Aurora students want say in the decisions impacting them

March 26, 2014   ·   0 Comments

By Brock Weir

Aurora’s youth want a voice in local matters that will have a direct impact on them.

That is the word from a group of students from schools across Aurora – and beyond – who came forward last week to make a pitch for a municipal Youth Advisory Committee.

Bringing together Breanna Charleson of Cardinal Carter CHS, Kelly Gary of St. Maximilian Kolbe CHS, Sabrina Lin and Hannah Thiessen, both of Aurora High School, and Aaron Zhang, an Aurora resident who attends school at Newmarket’s Sacred Heart, the group says a committee like this in Aurora would build on the success of others in Richmond Hill and Markham.

“As a committee, our goal is to create a platform to provide for the youth of Aurora a voice at the Town level,” said Lin. “We want to be able to identify and bring forward issues that affect the youth of Aurora and act as an advisory group to Council and advise on issues related to youth. We would also like to promote and get youth involved in Town events as we think it is very important to bridge the gap between the adult community and the youth in Aurora.”
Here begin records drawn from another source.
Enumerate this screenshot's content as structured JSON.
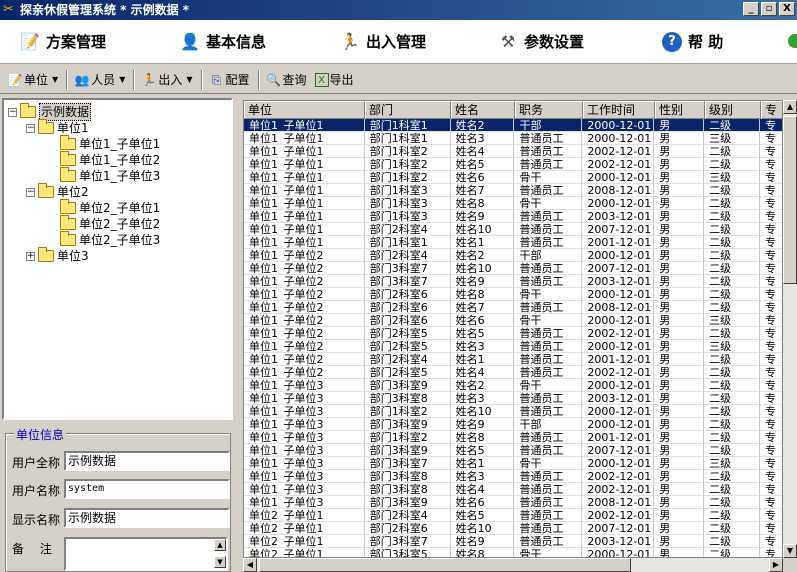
{
  "window": {
    "title": "探亲休假管理系统 * 示例数据 *",
    "btn_min": "_",
    "btn_max": "▫",
    "btn_close": "X"
  },
  "mainbar": {
    "items": [
      {
        "label": "方案管理",
        "icon": "scheme-icon"
      },
      {
        "label": "基本信息",
        "icon": "person-icon"
      },
      {
        "label": "出入管理",
        "icon": "runner-icon"
      },
      {
        "label": "参数设置",
        "icon": "tools-icon"
      },
      {
        "label": "帮 助",
        "icon": "help-icon"
      }
    ]
  },
  "toolbar": {
    "unit": "单位",
    "staff": "人员",
    "inout": "出入",
    "config": "配置",
    "query": "查询",
    "export": "导出"
  },
  "tree": {
    "root": "示例数据",
    "unit1": "单位1",
    "unit1_children": [
      "单位1_子单位1",
      "单位1_子单位2",
      "单位1_子单位3"
    ],
    "unit2": "单位2",
    "unit2_children": [
      "单位2_子单位1",
      "单位2_子单位2",
      "单位2_子单位3"
    ],
    "unit3": "单位3"
  },
  "info": {
    "title": "单位信息",
    "full_name_label": "用户全称",
    "full_name": "示例数据",
    "user_name_label": "用户名称",
    "user_name": "system",
    "display_name_label": "显示名称",
    "display_name": "示例数据",
    "note_label": "备　 注",
    "note": ""
  },
  "grid": {
    "columns": [
      "单位",
      "部门",
      "姓名",
      "职务",
      "工作时间",
      "性别",
      "级别",
      "专"
    ],
    "rows": [
      [
        "单位1_子单位1",
        "部门1科室1",
        "姓名2",
        "干部",
        "2000-12-01",
        "男",
        "二级",
        "专"
      ],
      [
        "单位1_子单位1",
        "部门1科室1",
        "姓名3",
        "普通员工",
        "2000-12-01",
        "男",
        "三级",
        "专"
      ],
      [
        "单位1_子单位1",
        "部门1科室2",
        "姓名4",
        "普通员工",
        "2002-12-01",
        "男",
        "二级",
        "专"
      ],
      [
        "单位1_子单位1",
        "部门1科室2",
        "姓名5",
        "普通员工",
        "2002-12-01",
        "男",
        "二级",
        "专"
      ],
      [
        "单位1_子单位1",
        "部门1科室2",
        "姓名6",
        "骨干",
        "2000-12-01",
        "男",
        "三级",
        "专"
      ],
      [
        "单位1_子单位1",
        "部门1科室3",
        "姓名7",
        "普通员工",
        "2008-12-01",
        "男",
        "二级",
        "专"
      ],
      [
        "单位1_子单位1",
        "部门1科室3",
        "姓名8",
        "骨干",
        "2000-12-01",
        "男",
        "二级",
        "专"
      ],
      [
        "单位1_子单位1",
        "部门1科室3",
        "姓名9",
        "普通员工",
        "2003-12-01",
        "男",
        "二级",
        "专"
      ],
      [
        "单位1_子单位1",
        "部门2科室4",
        "姓名10",
        "普通员工",
        "2007-12-01",
        "男",
        "二级",
        "专"
      ],
      [
        "单位1_子单位1",
        "部门1科室1",
        "姓名1",
        "普通员工",
        "2001-12-01",
        "男",
        "二级",
        "专"
      ],
      [
        "单位1_子单位2",
        "部门2科室4",
        "姓名2",
        "干部",
        "2000-12-01",
        "男",
        "二级",
        "专"
      ],
      [
        "单位1_子单位2",
        "部门3科室7",
        "姓名10",
        "普通员工",
        "2007-12-01",
        "男",
        "二级",
        "专"
      ],
      [
        "单位1_子单位2",
        "部门3科室7",
        "姓名9",
        "普通员工",
        "2003-12-01",
        "男",
        "二级",
        "专"
      ],
      [
        "单位1_子单位2",
        "部门2科室6",
        "姓名8",
        "骨干",
        "2000-12-01",
        "男",
        "二级",
        "专"
      ],
      [
        "单位1_子单位2",
        "部门2科室6",
        "姓名7",
        "普通员工",
        "2008-12-01",
        "男",
        "二级",
        "专"
      ],
      [
        "单位1_子单位2",
        "部门2科室6",
        "姓名6",
        "骨干",
        "2000-12-01",
        "男",
        "三级",
        "专"
      ],
      [
        "单位1_子单位2",
        "部门2科室5",
        "姓名5",
        "普通员工",
        "2002-12-01",
        "男",
        "二级",
        "专"
      ],
      [
        "单位1_子单位2",
        "部门2科室5",
        "姓名3",
        "普通员工",
        "2000-12-01",
        "男",
        "三级",
        "专"
      ],
      [
        "单位1_子单位2",
        "部门2科室4",
        "姓名1",
        "普通员工",
        "2001-12-01",
        "男",
        "二级",
        "专"
      ],
      [
        "单位1_子单位2",
        "部门2科室5",
        "姓名4",
        "普通员工",
        "2002-12-01",
        "男",
        "二级",
        "专"
      ],
      [
        "单位1_子单位3",
        "部门3科室9",
        "姓名2",
        "骨干",
        "2000-12-01",
        "男",
        "二级",
        "专"
      ],
      [
        "单位1_子单位3",
        "部门3科室8",
        "姓名3",
        "普通员工",
        "2003-12-01",
        "男",
        "二级",
        "专"
      ],
      [
        "单位1_子单位3",
        "部门1科室2",
        "姓名10",
        "普通员工",
        "2000-12-01",
        "男",
        "二级",
        "专"
      ],
      [
        "单位1_子单位3",
        "部门3科室9",
        "姓名9",
        "干部",
        "2000-12-01",
        "男",
        "二级",
        "专"
      ],
      [
        "单位1_子单位3",
        "部门1科室2",
        "姓名8",
        "普通员工",
        "2001-12-01",
        "男",
        "二级",
        "专"
      ],
      [
        "单位1_子单位3",
        "部门3科室9",
        "姓名5",
        "普通员工",
        "2007-12-01",
        "男",
        "二级",
        "专"
      ],
      [
        "单位1_子单位3",
        "部门3科室7",
        "姓名1",
        "骨干",
        "2000-12-01",
        "男",
        "三级",
        "专"
      ],
      [
        "单位1_子单位3",
        "部门3科室8",
        "姓名3",
        "普通员工",
        "2002-12-01",
        "男",
        "二级",
        "专"
      ],
      [
        "单位1_子单位3",
        "部门3科室8",
        "姓名4",
        "普通员工",
        "2002-12-01",
        "男",
        "二级",
        "专"
      ],
      [
        "单位1_子单位3",
        "部门3科室9",
        "姓名6",
        "普通员工",
        "2008-12-01",
        "男",
        "二级",
        "专"
      ],
      [
        "单位2_子单位1",
        "部门2科室4",
        "姓名5",
        "普通员工",
        "2002-12-01",
        "男",
        "二级",
        "专"
      ],
      [
        "单位2_子单位1",
        "部门2科室6",
        "姓名10",
        "普通员工",
        "2007-12-01",
        "男",
        "二级",
        "专"
      ],
      [
        "单位2_子单位1",
        "部门3科室7",
        "姓名9",
        "普通员工",
        "2003-12-01",
        "男",
        "二级",
        "专"
      ],
      [
        "单位2_子单位1",
        "部门3科室5",
        "姓名8",
        "骨干",
        "2000-12-01",
        "男",
        "二级",
        "专"
      ]
    ]
  }
}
Added Gary: “We feel there will be many benefits to having this committee. Youth will be provided with leadership opportunities and feel connected with the community. In addition, they will be able to inform the Town of important issues involving youth.”

Speaking to The Auroran after the group made their pitch to Council, Zhang said their idea for a youth committee not only sprang from watching and getting feedback from the groups in Markham and, in particular, Richmond Hill, but also as a natural extension of what they do in their respective school communities.

“We are all involved individuals in our schools and the next logical step from there was being involved in the Town as a whole because there are a lot of opportunities in our schools to voice our opinions,” he said. “In my opinion, and I am sure in their opinion too, there are not as many currently in the Town. It is about bringing those opportunities to voice their opinion and increase youth engagement in the Town.”

When asked if he thought youth in Aurora were engaged overall, Zhang said that is an answer contingent on who one talked to.

“I think the average youth doesn’t know a lot of the opportunities out there and they are not really engaged, but then there are a few that are really engaged and a lot that are not,” he said. “I think it is definitely important we would engage everyone in our community.

“I think Parks and Recreation is probably the most important [area] for youth and that would be one of the biggest parts we would be involved with. I hope we would be able to plan events that would add to events already here and promote what the Town has now. There are so many opportunities that the Town has which youth don’t really know about. The first thing is the Mayor’s Cleanup. There could definitely be a higher turnout if there were students in each school who could promote it, for example.”

After the students made their pitch to Council, it was then up to the elected members to decide what to do next – and they ultimately decided to explore the idea further. Voting against taking the next steps in looking at establishing a youth committee was Councillor Paul Pirri.

Although Councillor Pirri was elected when to Council when he was just 22, he said he has “always been opposed to the concept” of a youth concept in the same way he would oppose “a strictly seniors committee or a committee for women.”

“I feel it marginalizes individuals and ultimately if the individuals in the community have opinions they should be brought forward as individuals rather than just youth,” he said. “Youth can contribute just as well as other individuals around the table as well.”

Although he voted in favour of looking further into a Youth Committee, Councillor Michael Thompson said there was nothing currently stopping youth to join the debate through applying to one of Aurora’s advisory committees, delegating to Council, or to any of the committees.

On the other hand, Councillor John Gallo, who served as a member of Hazel McCallion’s Youth Advisory Committee in his younger days in Mississauga, said he was “somewhat shocked” by the comments.

“There are so many benefits to this type of thing in planting the seeds for politics,” he said. “I see nothing but good things coming out of this.”
Before the students came to Council to pitch their concept, they ran their ideas by Councillors John Abel and Chris Ballard, who were enthusiastic in their support of the plan last week.

“I certainly want to capture the enthusiasm of these young people,” said Councillor Ballard. “Here we are, six months from our next municipal election. We are always complaining that there is such a lack of participation, especially amongst youth. Here is an opportunity to have a pipeline into each of our secondary schools in our community. I can’t see how we wouldn’t jump at this, quite frankly. This has just fallen out of the sky into our laps. How can we not say yes?”